The DIO comes with 2 mounting ears for M6 or ¼-20 screws to secure it.  Button head cap screws are nice, but you can choose based on your preference. The harness is long enough for two position of the DIO relative to the PCM.

  • Under the PCM:  Simply secure the PCM to the DIO

  • On the PCM:  A custom purchasable bracket is coming that will allow the securing of the DIO to the PCM via the lower two PCM mounting points.  For now, Velcro works well, as long as you’re indoors / not exposed to high humidity or chemicals that can cause the adhesive on the velcro to fail.  

Custom harness are possible ( or see the base info page for all of the connector and terminal PNs if you are skilled at wiring and want to make your own. 

11. Mount the DIO


The rocker switch on the DIO is used as an on/off switch, removing power from the unit when desired.  Once the 24v power supply is plugged in, cycling this switch will cause the power indication LED (lower left of the lid) to come on.  Red means it has power, off means it does not.

12. On / Off Switch


There are two primary ways bit trays are typically used:


1.  Socket Select Method:


This setup is basically when you have either an MES or a PCM drive the bit to be used, based on which pset is being commanded at the time.  Typically this is used when a fixed sequence or order of psets are going to used. So each pset would have a bit assigned to it, and require only that bit to be removed from the tray in order to enable the torque tool.
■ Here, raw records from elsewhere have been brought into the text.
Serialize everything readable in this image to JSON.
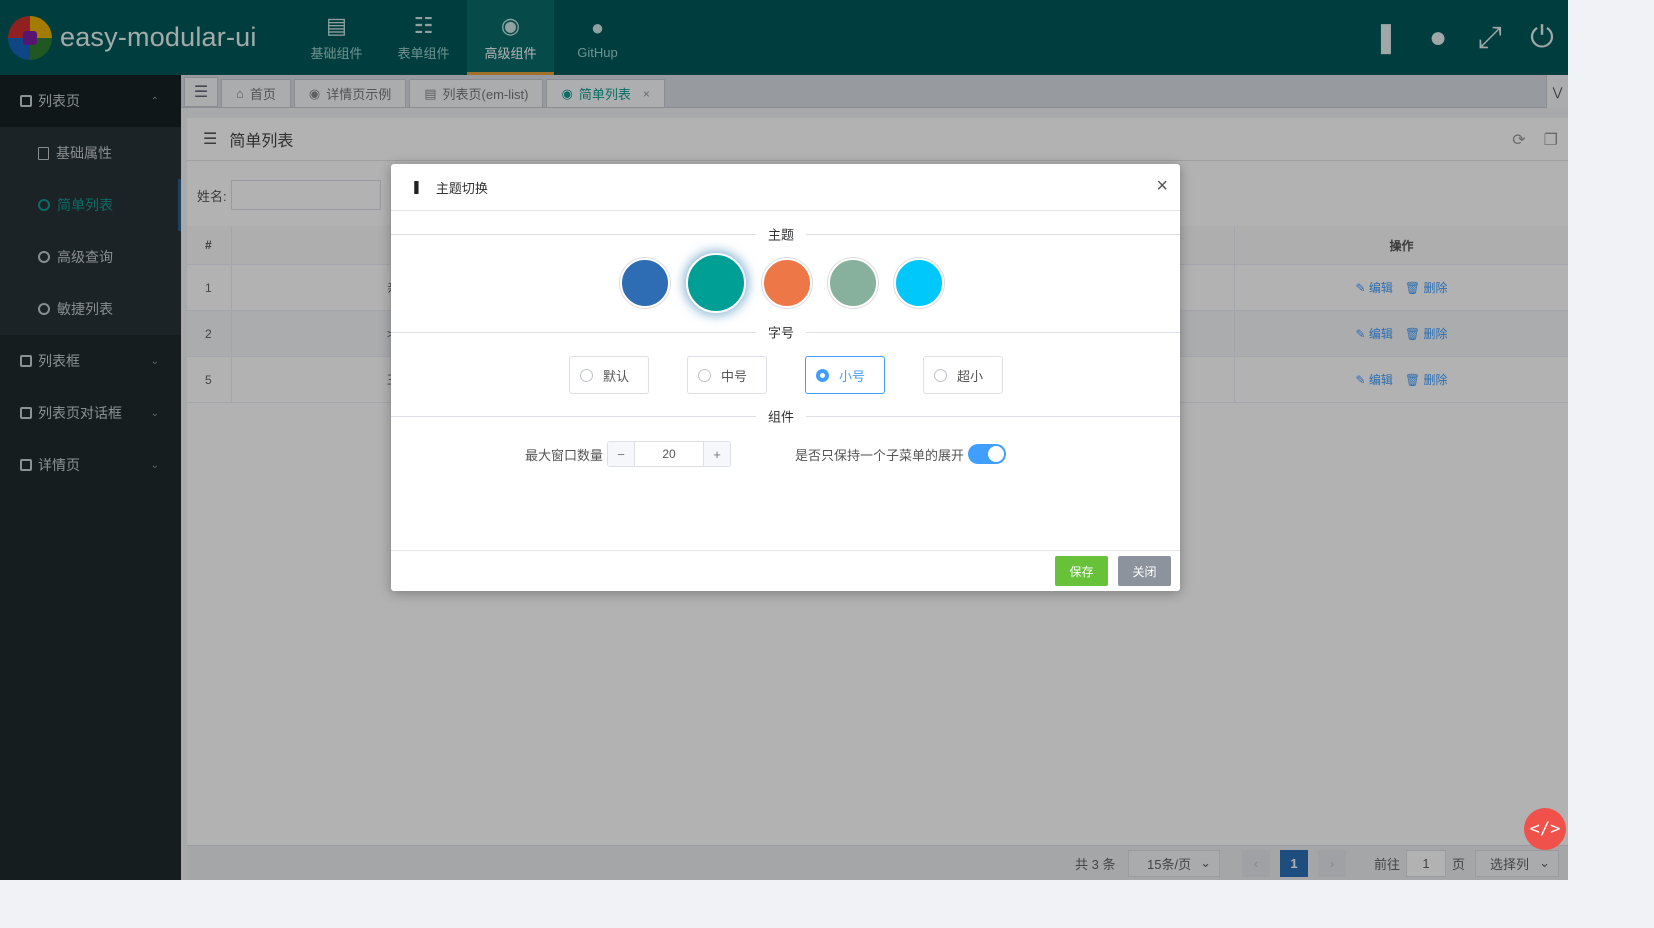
{
  "app": {
    "title": "easy-modular-ui"
  },
  "top_nav": [
    {
      "label": "基础组件",
      "icon": "layers-icon"
    },
    {
      "label": "表单组件",
      "icon": "form-icon"
    },
    {
      "label": "高级组件",
      "icon": "chrome-icon",
      "active": true
    },
    {
      "label": "GitHup",
      "icon": "github-icon"
    }
  ],
  "header_actions": [
    "shirt-icon",
    "user-icon",
    "fullscreen-icon",
    "power-icon"
  ],
  "sidebar": {
    "groups": [
      {
        "label": "列表页",
        "open": true,
        "items": [
          {
            "label": "基础属性"
          },
          {
            "label": "简单列表",
            "active": true
          },
          {
            "label": "高级查询"
          },
          {
            "label": "敏捷列表"
          }
        ]
      },
      {
        "label": "列表框"
      },
      {
        "label": "列表页对话框"
      },
      {
        "label": "详情页"
      }
    ]
  },
  "tabs": [
    {
      "label": "首页",
      "icon": "home-icon"
    },
    {
      "label": "详情页示例",
      "icon": "chrome-icon"
    },
    {
      "label": "列表页(em-list)",
      "icon": "list-icon"
    },
    {
      "label": "简单列表",
      "icon": "chrome-icon",
      "active": true,
      "close": "×"
    }
  ],
  "panel": {
    "title": "简单列表"
  },
  "filter": {
    "name_label": "姓名:"
  },
  "table": {
    "headers": {
      "index": "#",
      "op": "操作"
    },
    "rows": [
      {
        "index": "1",
        "partial": "亲"
      },
      {
        "index": "2",
        "partial": ">"
      },
      {
        "index": "5",
        "partial": "王"
      }
    ],
    "edit_label": "编辑",
    "delete_label": "删除"
  },
  "pager": {
    "total": "共 3 条",
    "page_size": "15条/页",
    "current": "1",
    "goto_prefix": "前往",
    "goto_value": "1",
    "goto_suffix": "页",
    "columns": "选择列"
  },
  "dialog": {
    "title": "主题切换",
    "close": "×",
    "section_theme": "主题",
    "swatches": [
      "#2e6db4",
      "#009f95",
      "#ee7748",
      "#87b19d",
      "#00c8fb"
    ],
    "selected_swatch": 1,
    "section_font": "字号",
    "font_sizes": [
      "默认",
      "中号",
      "小号",
      "超小"
    ],
    "selected_font": 2,
    "section_component": "组件",
    "max_windows_label": "最大窗口数量",
    "max_windows_value": "20",
    "stepper_minus": "−",
    "stepper_plus": "+",
    "single_submenu_label": "是否只保持一个子菜单的展开",
    "single_submenu_on": true,
    "save_label": "保存",
    "close_label": "关闭"
  },
  "fab": {
    "label": "</>"
  }
}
2.  Configuration (aka Pset) Select Method:


This setup is when the operator is going to drive the pset to be used, based on which bit they choose to select at a given moment.  There is no control over the sequence/order of pset usage from the controller. Each position of the bit tray will have a pset assigned to it in the controller.  Select bit 1, and the controller will send the desired pset to the tool, and so on.